I’ve noticed I type less and less words with my posts these days. This can only be a good thing.

Paisiel – Unconscious Death Wishes

Whims, eh? There’s actually a fair bit I’ve discovered lately, but I’m on the wrong PC and have bad memory. Otherwise I suspect I’d bombard you with another buses series.

How often do I need to post the work of Julius Gabriel? Probably as often as he does it. Dude is properly on it. So is his partner in this maelstrom, João Pais Filipe, who you will also hear in the next post, equally maelstromic. Neologisms, eh? I love ’em. This is the musical equivalent.

This be the second Paisiel album, so I hope it means there will be more.

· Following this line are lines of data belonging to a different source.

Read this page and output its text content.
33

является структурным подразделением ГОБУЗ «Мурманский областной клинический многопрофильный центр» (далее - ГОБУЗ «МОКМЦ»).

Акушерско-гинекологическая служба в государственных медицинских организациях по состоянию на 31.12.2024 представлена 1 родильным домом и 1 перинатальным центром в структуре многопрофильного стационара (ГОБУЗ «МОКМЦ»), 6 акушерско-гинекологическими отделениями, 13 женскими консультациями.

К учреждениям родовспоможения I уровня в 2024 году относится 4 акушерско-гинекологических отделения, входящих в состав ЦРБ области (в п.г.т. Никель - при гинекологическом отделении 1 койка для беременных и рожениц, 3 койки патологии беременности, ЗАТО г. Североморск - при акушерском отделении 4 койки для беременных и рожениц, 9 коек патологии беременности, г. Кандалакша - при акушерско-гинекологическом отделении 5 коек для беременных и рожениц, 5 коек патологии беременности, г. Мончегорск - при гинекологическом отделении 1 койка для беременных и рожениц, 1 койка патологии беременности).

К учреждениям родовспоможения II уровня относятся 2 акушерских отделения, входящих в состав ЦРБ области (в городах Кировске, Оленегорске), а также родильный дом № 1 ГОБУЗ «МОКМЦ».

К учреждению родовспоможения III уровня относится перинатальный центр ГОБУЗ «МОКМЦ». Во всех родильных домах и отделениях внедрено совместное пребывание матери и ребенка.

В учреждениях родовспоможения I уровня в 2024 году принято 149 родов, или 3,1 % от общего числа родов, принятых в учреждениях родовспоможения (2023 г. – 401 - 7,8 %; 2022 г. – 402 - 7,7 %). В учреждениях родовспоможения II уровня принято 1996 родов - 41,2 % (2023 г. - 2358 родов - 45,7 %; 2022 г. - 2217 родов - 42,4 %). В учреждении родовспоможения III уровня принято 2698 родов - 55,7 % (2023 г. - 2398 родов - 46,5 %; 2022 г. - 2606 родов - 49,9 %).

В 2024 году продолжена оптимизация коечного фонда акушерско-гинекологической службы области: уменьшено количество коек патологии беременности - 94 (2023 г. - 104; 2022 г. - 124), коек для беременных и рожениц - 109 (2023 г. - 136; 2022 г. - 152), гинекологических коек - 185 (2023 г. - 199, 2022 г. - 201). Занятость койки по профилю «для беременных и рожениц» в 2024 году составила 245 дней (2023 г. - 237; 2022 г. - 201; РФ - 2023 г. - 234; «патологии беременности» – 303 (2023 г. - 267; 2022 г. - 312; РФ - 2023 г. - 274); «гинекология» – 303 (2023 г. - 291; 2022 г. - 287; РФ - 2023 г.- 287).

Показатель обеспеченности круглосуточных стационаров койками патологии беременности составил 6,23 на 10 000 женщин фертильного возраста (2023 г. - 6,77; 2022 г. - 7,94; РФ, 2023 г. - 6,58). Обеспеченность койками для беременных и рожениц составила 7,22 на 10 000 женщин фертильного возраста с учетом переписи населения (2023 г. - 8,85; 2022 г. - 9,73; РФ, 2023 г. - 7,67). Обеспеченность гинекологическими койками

Bonnacons of Doom – self titled

bonnacons

So I did it again because I’d done it before. Remaining yet unconvinced, I tried a third time; indeed, I soon stopped counting.
Then a voice asked me
‘Why?’
Having no answer, I ignored it. If I couldn’t convince myself then I was in no place to justify my actions but since I lacked an alternative, I continued doing them.
and then another voice asked
‘Why?’
‘Because’
replied the first voice, which I was grateful for because I was about to say that very thing. A conversation started which was really boring, so I won’t repeat it here. I tuned it out into background mental chatter.
and then
apropos of nothing
I said
‘Why?’
and the chatter stopped
I’d forgotten how unsettling the silence was.

 

Goat – Requiem

requiemstill don’t quite know how to handle Goat, which may be a sign of genius on their part and/or stupidity on mine. I even wrote a 4-part opinion inspired by them not long after I started this blog. And continuing that relationship, I had this album in my Bandcamp wishlist prior to its birth and once it was out, I went to listen to it. After 6 songs, I removed it from my wishlist, but kept it playing anyway. By the end of the album I’d done a 180 and bought it.

What you may gather from that is that the best stuff is on the second half of the album, although my subsequent repeated listening has opened up many of the treasures to be found in the first few songs too. Not surprisingly, it’s the longer tunes that are my favourite; Goatband in particular emphasising a kind of Fleetwood Mac-having-a-jam feel, and is currently up there amongst my favourite tunes of the year.

The styles range from psych-tinged afro-pop to the aforementioned 70s behemoth approach, with occasionally hypnagogic moments to the melodies and regular snake-like rhythms. Indeed, one such rhythm it was that inspired my dive back into the Fela Kuti catalogue a few months back when it was the b-side on a recent single.

The back story might be a load of old bollocks, but the music is often great, as well as fun and thought provoking. I also think it would make a great soundtrack for dancing around campfires, something I need to do more often.